Siyasette eksen kayması!
Türkiye’de siyasete alet edilmeyen hiçbir kutsal değer kalmadı. Cami, okul, kışla, vakıf, yargı vs. akla ne gelirse her şey bugün ülkede siyasi istismar alanı haline getirilmiştir. Ülkede yalnız değerler değil milletin tarihi ve kimliği bile tartışmaya açılmıştır. Bu tartışmalar sonucunda toplum yalnız siyaseten değil değerler bakımından da olmadığı kadar ikiye bölünmüştür.
Herkes herkese karşı!
Yenmeyi değil de yok etmeyi esas alan bir siyaset anlayışının yürürlüğe konulması da ülkeyi süratle uçurumun kenarına doğru sürüklüyor. İktidar ve muhalefet karşılıklı olarak birbirlerini “kaybedeyim-kaybediniz” stratejisi ile vuruyor. Bu “ben kaybedersem kazanan kimse de kalmasın” düşüncesidir. Bir Arap atasözünde ifade edilen şu anlayış, iktidarın Türkiye’de uyguladığı siyasete tam egemen haldedir: “Ben kardeşlerime karşı dururum; ben ve kardeşlerim kuzenlerimize karşı; ben, kardeşlerim ve kuzenlerimiz dünyaya karşı dururuz”.
Siyaset dışı alanda siyaset yapmak!
Diğer yandan iktidar, siyasi mücadelenin eksenini siyasi aktörler arasından kurumlar arasına kaydırarak bir büyük yanlış yapmıştır. AKP iktidarı gerçekte siyasi muhatap olarak muhalefeti değil devleti, daha doğrusu devlet kurumlarını hedef almıştır. Bu anlamda AKP, siyaseti siyaset dışı aktörlerle yapmayı tercih etmiştir: Bu anlamda gazeteciler, medya patronları (Uzan/Doğan vs), YÖK (Gürüz/Teziç), Cumhurbaşkanlığı (Sezer), Yargıtay, Danıştay, Türk Silahlı Kuvvetleri, HSYK ve Sendikalar zaman zaman siyasi iktidarın hedefi olmuştur. İktidar var gücüyle bu kurumların üzerine çökmüş ve süreçte bu kurumların direncini de birer birer kırmıştır.
Gemileri yakmak/köprüleri atmak!
AKP, iktidara geldiği günden bu yana zaman zaman “biz Türkiye’nin tamamı değiliz” dese de bir çok milli konuda Türkiye’nin tamamı bir yana, sahibi gibi hareket etmiştir.

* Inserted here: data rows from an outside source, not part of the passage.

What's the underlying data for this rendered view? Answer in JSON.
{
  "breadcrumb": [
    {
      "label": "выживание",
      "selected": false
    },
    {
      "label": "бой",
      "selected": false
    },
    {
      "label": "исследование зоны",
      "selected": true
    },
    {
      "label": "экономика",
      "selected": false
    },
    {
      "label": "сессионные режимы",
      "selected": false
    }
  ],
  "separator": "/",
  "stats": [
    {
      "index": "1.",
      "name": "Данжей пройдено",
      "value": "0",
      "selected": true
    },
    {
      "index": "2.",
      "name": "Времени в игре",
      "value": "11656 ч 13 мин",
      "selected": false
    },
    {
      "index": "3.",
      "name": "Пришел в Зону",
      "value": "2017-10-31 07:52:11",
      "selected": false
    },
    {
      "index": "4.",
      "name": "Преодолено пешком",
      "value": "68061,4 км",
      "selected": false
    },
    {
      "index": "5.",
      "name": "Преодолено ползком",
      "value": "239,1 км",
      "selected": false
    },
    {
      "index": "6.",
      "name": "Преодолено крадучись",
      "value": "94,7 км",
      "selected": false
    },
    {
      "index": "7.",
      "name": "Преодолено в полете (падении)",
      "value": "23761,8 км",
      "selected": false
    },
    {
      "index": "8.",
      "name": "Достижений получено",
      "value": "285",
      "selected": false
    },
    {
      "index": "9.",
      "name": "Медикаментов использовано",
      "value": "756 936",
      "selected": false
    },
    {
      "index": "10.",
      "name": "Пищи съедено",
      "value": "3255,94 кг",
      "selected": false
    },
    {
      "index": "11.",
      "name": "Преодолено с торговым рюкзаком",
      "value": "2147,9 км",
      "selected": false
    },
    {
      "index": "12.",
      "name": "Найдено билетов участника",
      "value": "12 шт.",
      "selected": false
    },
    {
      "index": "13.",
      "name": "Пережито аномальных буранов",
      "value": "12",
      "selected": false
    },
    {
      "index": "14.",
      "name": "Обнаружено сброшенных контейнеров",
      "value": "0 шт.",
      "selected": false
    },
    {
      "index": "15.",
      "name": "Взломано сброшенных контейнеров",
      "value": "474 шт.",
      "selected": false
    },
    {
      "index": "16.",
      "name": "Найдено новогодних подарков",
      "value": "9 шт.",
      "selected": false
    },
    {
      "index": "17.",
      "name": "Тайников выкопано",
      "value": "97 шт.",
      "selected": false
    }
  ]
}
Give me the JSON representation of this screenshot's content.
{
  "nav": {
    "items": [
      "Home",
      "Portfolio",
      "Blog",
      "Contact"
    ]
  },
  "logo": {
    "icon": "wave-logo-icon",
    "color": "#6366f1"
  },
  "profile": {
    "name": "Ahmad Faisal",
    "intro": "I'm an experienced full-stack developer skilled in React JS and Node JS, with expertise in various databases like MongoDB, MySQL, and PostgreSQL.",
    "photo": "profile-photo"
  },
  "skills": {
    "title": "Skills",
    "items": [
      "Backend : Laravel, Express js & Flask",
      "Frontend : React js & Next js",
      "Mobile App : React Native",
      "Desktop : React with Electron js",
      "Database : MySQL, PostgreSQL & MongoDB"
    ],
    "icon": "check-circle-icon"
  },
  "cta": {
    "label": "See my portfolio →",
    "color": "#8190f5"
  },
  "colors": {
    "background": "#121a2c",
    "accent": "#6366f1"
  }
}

AKP, Kıbrıs’ta Annan Planı’nı kabul ettirirken, Kuzey Irak’la dirsek temasına geçerken, ABD’nin BOP’una eş başkanlık yaparken, Ermenistan açılımı için protokol imzalarken ve nihayet Kürt açılımı yaparken muhalefeti ve devlet kurumlarını yok saymıştır. “Tek başına iktidar” olarak mutlak iktidar gibi hareket etmiştir. İktidar, bu arada muhalefete de adet yerini bulsun kabilinden kendi koyduğu kurallarla siyaset oyununu oynamaya davet etmiştir. Muhalefetin bu oyuna gelmemesi üzerine de konunun “Devlet Projesi” olduğunu söyleyerek dayatmada bulunmuştur.
Öncelik AB/ABD hattında!
Bu arada yargı ve diğer konularla ilgili olarak yapılması düşünülen düzenlemelerden, tasarılardan Türk kamuoyu ve muhalefetinden önce ABD/AB’li yetkililer haberdar edilmiştir. Hükümet, stratejik konularla ilgili olarak Türkiye’nin muhalefetinden daha çok ABD ile temas halindedir. Türkiye’deki siyasetin coğrafi olarak da ekseni Brüksel/Washington hattına kaymıştır. Bu konuda her şeyi açılım konusunda söylenen “siz yapmazsanız başkaları gelir yapar” sözü özetliyor.
Türkiye’de siyaset her anlamda ekseninden kaymıştır. Siyaseti eksenine oturtacak olan da seçimdir. Sürdürülebilir bir siyaset için erken ya da zamanında yapılacak seçim her zamankinden daha büyük önem taşıyor. Durumu seçim meydanlarına taşımak ise herkesten önce muhalefetin görevidir.